Beni Kaynuka ve Uhud Savaşları
133- Peygamber Efendimiz, Medine'nin "Aliye" denilen bölgesinde oturmakta olan
Beni Kaynuka Yahudileri ile sözleşme yapmıştı. Sonra bir müslümanı haksız yere
öldürerek verdikleri sözü bozdular. İslâmiyetin ilerlemesinden telâşa
düşmüşlerdi. Müslümanlar arasında gizlice bozgunculuk yapıyorlardı.
Peygamber Efendimiz onların reislerini çağırarak ona şöyle dedi: "Ey Kaynuka
Oğulları! Benim gerçek bir peygamber olduğumu biliyorsunuz. Bana iman ediniz ki,
Kureyş'in (Bedir'de) uğradığı felâkete uğramıyasınız." Onlar da şu cevabı
vermişlerdi: "Sen bizi Kureyş gibi savaş bilmez mi sanıyorsun? Biz savaşa
hazırız."
Bunun üzerine İslâm ordusu, hicretin ikinci yılında onların çok
sağlam olan kalelerini on beş gün kuşattı. Teslime mecbur oldular ve aldıkları
izin üzerine yedi yüz kişi oldukları halde Şam tarafına çıkıp gittiler.
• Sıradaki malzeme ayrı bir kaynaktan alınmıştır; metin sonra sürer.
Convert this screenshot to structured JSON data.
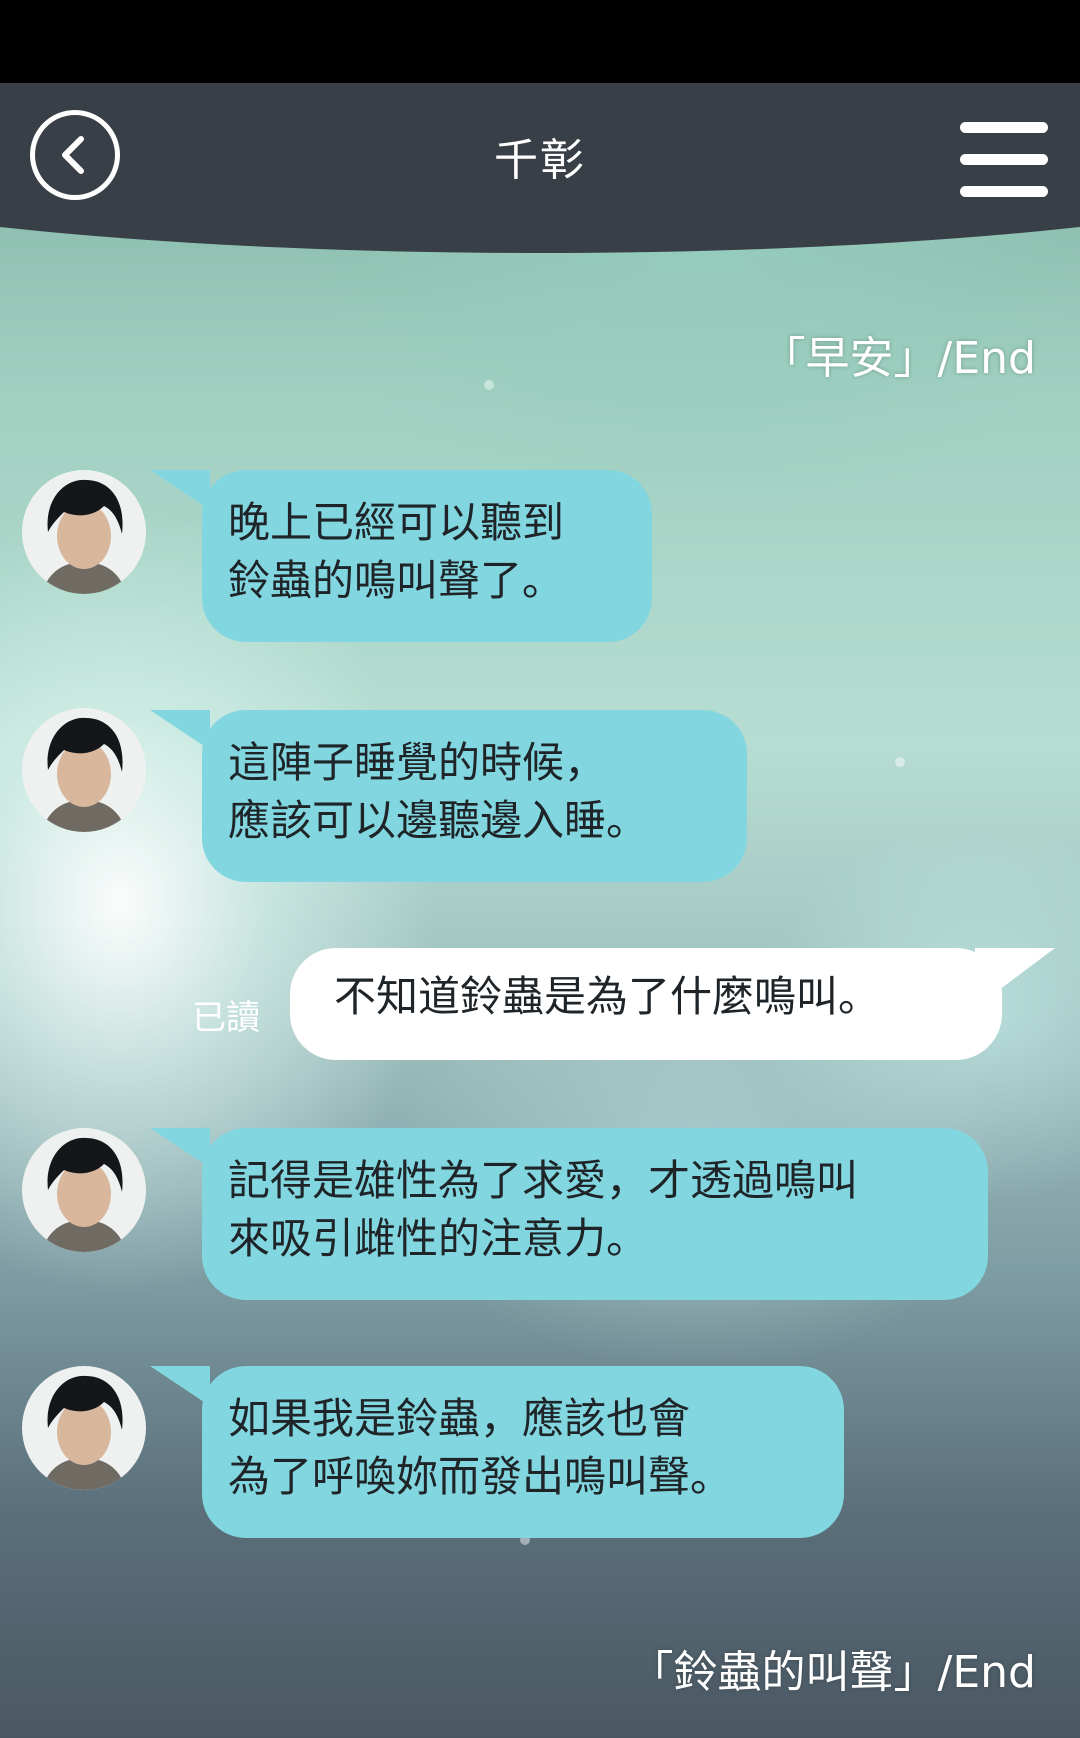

Kendilerinden alınan ganimet mallarının beşte biri ilk olarak Devlet Hazinesine
yatırıldı. Geri kalanı da gaziler arasında bölüşüldü.
134- Uhud Savaşına
gelince: Bu savaş hicretin üçüncü yılında olmuştur. Şöyle ki: Mekke'de bulunan
gayrimüslimler toplanmışlar. Üç bin kişiden ibaret bir oldu ile Medine'ye yakın
Uhud dağının civarına kadar gelmiş ve yerleşmişler. Bedir savaşının acısını
çıkarmak istemişlerdi. Yanlarında on beş kadın da vardı.
Peygamber
Efendimiz bu sırada bir rüya görmüştü. Bu rüyasında bir sığırın boğazlandığını,
Zülfikar adındaki kılıcının ucu kırılıp bir gedik açıldığını ve arkasına sağlam
bir zırh giyip elini o zırhın yakasına soktuğunu gördü. Bu rüyayı tabir ederek:
"Boğazlanan sığır, ashabdan bazılarının şehid olacağına, kılıcımdaki gedik de
Ehl-i Beytimden birinin şehid olacağına, sağlam zırh da Medine'ye işarettir."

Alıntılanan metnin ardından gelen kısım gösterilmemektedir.